There is relief in sight via cloud-based image management solutions that are assisting retailers in improving the customer experience with faster downloads while alleviating storage issues. A cloud-based solution can also optimize the human element in the creation and management of images. In a traditional workflow, images are uploaded to an FTP site, creative applies art / watermarks and uploads them to a CMS where another team creates the types of images, and most likely another team works on the images before storing each image into the CMS.

With a cloud-based solution, a full suite of image management functionalities can be integrated directly into your digital asset management workflow. Through configuration policies, you can upload a single pristine image to cloud storage and automatically create all the size and quality image variants that you need. This allows you to address all the variables you need to serve desktop and different mobile device families. For instance, you may create the same dimension image for a Retina device but at a higher quality than for an older Android device. This also gives you the ability to take advantage of newer, high-performance image formats without having to create and store all the various combinations and automatically serve WebP images to someone on a Chrome browser or JPEG 2000 images to someone on the Safari browser, without any server-side changes. Your website simply calls for a single image URL and it will deliver the best image, automatically tuned to the right human-perceptible image quality and adjusted to device size.
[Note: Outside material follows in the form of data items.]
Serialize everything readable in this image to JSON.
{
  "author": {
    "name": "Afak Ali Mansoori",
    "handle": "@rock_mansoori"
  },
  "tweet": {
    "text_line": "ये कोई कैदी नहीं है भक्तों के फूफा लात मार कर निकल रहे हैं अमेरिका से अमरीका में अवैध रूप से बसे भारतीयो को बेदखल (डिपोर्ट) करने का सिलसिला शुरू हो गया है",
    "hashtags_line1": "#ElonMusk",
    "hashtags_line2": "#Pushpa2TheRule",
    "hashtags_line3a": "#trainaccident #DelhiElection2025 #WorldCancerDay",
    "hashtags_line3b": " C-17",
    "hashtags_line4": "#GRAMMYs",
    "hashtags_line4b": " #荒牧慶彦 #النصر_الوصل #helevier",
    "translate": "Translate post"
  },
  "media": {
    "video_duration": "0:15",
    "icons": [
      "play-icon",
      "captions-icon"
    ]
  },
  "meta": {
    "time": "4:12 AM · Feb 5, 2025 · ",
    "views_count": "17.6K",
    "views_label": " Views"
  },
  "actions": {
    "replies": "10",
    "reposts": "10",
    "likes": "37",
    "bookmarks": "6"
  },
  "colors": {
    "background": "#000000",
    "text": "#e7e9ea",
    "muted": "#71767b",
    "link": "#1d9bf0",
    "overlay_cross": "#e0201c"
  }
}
In conclusion, here are some tips and features that retailers should be looking for when researching for an image management solution:

• It should be a cloud-based solution as it reduces the infrastructure necessary to store all the image variants, reduces operational overhead and improves backup and recovery time.

• Performance is a key ingredient so make sure your solution can get images distributed as close to your consumers as possible while reducing the download time and network latency.

• An automated solution that can adjust perceptible image quality and optimise image size by compressing images in a way that is imperceptible to the human eye yet saves considerable image bytes.

• Look to the future as new devices and image formats will be released, it’s imperative that an image solution is able to easily add new image sizes or formats by simply updating a policy.

From the perspective of retailers, images are vital to compete with not only other online retailers, but also to overcome the disadvantage that consumers can’t physically touch and feel products like they could in-store. In order to address this shortcoming, retailers need to provide consumers with rich and engaging imagery with the help of an effective cloud-based image management solution.